Up until this very moment, your toddler subsisted on a steady diet of cheese and corn. So how much are they going to love this cheesy corn dinner you whipped up just for them? LOL, you silly dummy. They are going to hate, because apparently you missed the invisible memo that said they no longer liked cheese or corn. Back to the kitchen you go, move along now.
Your toddler is exhausted but THEY ARE NOT TIRED DO YOU HEAR ME?

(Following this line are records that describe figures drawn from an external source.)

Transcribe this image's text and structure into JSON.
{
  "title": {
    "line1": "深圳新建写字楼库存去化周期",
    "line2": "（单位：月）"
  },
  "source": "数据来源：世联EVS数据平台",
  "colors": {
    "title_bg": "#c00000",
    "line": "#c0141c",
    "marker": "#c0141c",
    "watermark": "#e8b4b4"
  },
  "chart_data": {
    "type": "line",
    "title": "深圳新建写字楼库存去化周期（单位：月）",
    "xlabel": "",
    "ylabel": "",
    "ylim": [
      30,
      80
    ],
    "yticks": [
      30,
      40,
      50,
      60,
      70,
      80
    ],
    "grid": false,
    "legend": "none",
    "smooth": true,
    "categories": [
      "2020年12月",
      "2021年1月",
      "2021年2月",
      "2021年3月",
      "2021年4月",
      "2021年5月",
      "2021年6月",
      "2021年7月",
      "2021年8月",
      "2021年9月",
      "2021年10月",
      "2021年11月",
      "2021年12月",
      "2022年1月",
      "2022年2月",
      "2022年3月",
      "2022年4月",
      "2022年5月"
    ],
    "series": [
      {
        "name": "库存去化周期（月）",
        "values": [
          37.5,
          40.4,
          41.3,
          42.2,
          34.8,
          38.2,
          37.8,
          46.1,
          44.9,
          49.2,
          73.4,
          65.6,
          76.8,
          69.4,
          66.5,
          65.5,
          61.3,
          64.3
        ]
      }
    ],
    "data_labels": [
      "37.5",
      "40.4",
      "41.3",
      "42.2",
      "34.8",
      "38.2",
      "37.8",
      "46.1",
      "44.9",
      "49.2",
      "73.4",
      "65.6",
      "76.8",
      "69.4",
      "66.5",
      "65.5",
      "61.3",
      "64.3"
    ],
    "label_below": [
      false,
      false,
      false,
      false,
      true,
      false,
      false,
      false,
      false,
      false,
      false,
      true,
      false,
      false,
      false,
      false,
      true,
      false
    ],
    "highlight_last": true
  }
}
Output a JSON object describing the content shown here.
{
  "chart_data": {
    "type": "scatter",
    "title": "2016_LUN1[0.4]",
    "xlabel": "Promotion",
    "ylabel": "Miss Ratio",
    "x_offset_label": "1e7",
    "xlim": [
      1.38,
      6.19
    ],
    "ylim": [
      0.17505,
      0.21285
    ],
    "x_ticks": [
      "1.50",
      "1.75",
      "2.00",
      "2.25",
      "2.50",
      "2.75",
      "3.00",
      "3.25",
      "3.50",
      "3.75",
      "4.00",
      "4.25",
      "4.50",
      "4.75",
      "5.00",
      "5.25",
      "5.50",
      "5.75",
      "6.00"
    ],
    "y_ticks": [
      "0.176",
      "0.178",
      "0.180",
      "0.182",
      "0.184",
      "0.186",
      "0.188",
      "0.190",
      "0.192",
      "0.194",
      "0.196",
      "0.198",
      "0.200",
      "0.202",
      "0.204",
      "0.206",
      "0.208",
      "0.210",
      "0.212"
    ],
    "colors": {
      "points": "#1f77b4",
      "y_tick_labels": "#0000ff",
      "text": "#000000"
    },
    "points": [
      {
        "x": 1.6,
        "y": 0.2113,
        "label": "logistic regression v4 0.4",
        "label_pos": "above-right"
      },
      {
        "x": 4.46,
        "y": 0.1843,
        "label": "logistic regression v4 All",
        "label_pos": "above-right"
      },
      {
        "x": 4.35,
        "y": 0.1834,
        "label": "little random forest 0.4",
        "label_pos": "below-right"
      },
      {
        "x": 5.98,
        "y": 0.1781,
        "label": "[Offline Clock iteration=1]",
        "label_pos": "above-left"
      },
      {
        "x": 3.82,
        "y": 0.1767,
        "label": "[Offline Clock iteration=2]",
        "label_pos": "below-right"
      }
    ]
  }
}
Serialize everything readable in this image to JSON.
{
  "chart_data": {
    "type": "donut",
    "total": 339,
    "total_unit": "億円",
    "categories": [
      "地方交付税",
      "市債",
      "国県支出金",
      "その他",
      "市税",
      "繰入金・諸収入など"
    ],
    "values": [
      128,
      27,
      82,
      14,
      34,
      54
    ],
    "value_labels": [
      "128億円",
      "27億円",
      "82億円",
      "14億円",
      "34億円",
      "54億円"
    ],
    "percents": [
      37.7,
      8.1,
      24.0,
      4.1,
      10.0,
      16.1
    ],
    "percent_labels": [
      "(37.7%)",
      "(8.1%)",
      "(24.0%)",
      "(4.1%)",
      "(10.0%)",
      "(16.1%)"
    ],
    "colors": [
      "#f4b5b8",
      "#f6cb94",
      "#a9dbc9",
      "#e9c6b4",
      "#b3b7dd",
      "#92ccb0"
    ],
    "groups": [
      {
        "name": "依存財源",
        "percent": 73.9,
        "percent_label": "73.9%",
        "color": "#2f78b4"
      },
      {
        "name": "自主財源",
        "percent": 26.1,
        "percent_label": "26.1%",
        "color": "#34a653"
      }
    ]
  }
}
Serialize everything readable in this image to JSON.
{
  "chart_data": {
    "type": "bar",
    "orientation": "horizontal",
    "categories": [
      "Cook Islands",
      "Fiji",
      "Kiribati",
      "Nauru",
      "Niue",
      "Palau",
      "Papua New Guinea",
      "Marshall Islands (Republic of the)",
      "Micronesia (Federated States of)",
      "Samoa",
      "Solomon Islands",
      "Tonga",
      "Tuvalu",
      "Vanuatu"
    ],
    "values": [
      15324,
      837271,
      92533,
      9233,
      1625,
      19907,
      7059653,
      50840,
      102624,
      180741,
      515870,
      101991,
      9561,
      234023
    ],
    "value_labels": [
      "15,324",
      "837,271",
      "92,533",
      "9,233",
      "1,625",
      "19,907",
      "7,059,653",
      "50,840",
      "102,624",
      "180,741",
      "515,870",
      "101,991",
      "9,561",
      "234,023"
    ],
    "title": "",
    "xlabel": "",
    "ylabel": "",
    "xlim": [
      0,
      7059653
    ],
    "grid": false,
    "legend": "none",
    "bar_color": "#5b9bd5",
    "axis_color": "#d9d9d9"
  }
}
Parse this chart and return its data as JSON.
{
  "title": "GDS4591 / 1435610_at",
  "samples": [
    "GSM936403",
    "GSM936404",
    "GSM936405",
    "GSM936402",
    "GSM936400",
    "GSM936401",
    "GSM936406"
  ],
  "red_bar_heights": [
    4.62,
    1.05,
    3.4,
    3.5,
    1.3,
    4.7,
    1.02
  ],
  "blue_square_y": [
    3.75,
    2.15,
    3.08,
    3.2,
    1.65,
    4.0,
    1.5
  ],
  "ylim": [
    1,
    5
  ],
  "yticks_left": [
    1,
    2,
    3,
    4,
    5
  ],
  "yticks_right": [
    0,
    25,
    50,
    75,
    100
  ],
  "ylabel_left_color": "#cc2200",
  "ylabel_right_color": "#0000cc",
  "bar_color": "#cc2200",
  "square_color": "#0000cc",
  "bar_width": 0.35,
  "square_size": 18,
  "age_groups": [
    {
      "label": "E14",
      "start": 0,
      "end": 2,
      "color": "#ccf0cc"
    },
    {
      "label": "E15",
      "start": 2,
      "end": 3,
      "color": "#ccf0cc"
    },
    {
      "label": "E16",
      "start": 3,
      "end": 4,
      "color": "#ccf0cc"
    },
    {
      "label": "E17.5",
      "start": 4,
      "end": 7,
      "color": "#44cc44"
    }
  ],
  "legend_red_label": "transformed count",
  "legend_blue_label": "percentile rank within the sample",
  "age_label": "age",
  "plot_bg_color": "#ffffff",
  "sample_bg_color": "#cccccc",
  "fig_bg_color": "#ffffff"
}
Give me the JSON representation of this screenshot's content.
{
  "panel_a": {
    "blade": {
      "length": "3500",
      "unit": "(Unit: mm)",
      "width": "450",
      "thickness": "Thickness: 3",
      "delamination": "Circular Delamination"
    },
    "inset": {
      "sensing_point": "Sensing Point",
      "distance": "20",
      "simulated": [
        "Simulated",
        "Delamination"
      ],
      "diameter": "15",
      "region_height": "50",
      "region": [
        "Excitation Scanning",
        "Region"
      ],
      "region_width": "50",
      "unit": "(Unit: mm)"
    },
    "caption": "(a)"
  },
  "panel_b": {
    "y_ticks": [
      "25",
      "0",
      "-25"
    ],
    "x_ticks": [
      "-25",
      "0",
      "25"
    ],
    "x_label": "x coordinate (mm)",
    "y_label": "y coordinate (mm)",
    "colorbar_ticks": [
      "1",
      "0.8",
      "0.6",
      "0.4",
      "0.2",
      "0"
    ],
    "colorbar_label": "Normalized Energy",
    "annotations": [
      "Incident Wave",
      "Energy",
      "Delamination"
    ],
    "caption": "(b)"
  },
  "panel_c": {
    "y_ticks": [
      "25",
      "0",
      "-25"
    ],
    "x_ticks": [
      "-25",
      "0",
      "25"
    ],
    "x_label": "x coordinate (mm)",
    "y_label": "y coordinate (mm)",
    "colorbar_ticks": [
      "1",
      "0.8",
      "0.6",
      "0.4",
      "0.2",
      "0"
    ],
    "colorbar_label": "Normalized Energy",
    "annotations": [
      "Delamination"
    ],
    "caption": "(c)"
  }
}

Jesus H. Christ. It’ll be years before your kid appreciates the value of sleep. In the meantime, they will swear on their dead nana that they are NOT tired and do NOT need a nap and IT IS NOT bedtime. And two minutes after this they will melt the fuck down and then pass the fuck out standing up in the corner. You know what’s a sure sign your kid is tired? When they tell you they’re not tired. These tantrums are brutal but blissfully short because they’re little bodies finally just give up and go to sleep.
Toddlers don’t understand TV schedules, so good luck explaining to them why Daniel Tiger isn’t on 24 hours a day.
Netflix and Hulu have helped with this particular tantrum trigger. Which is great! But it’s also made it worse. Maybe your toddler understands that they can watch 4-day marathons of Peppa Pig. So when you don’t let them, you become the enemy. HOW DARE YOU.
Finally, the most frustrating reason toddlers lose it every once in a while: there is no goddamn reason.
Here’s the thing: sometimes they will just fucking freak out for no good goddamn reason. When my youngest was around 2, she would just scream and cry for 20 minutes because, oh I don’t know, she has five toes on each foot. Who knows?! Their brains are all mixed up and doing some pretty major developing and growing, and sometimes, wires just zap out. The most important thing we can do is not take it personally. They don’t know what they’re mad about anymore than we do. And haven’t we all woken up in a foul-ass mood for no reason? It sucks, I know, but we just have to ride it out.
Eventually, they grow out of this, and their tantrums will get bigger and more specific. So much to look forward to!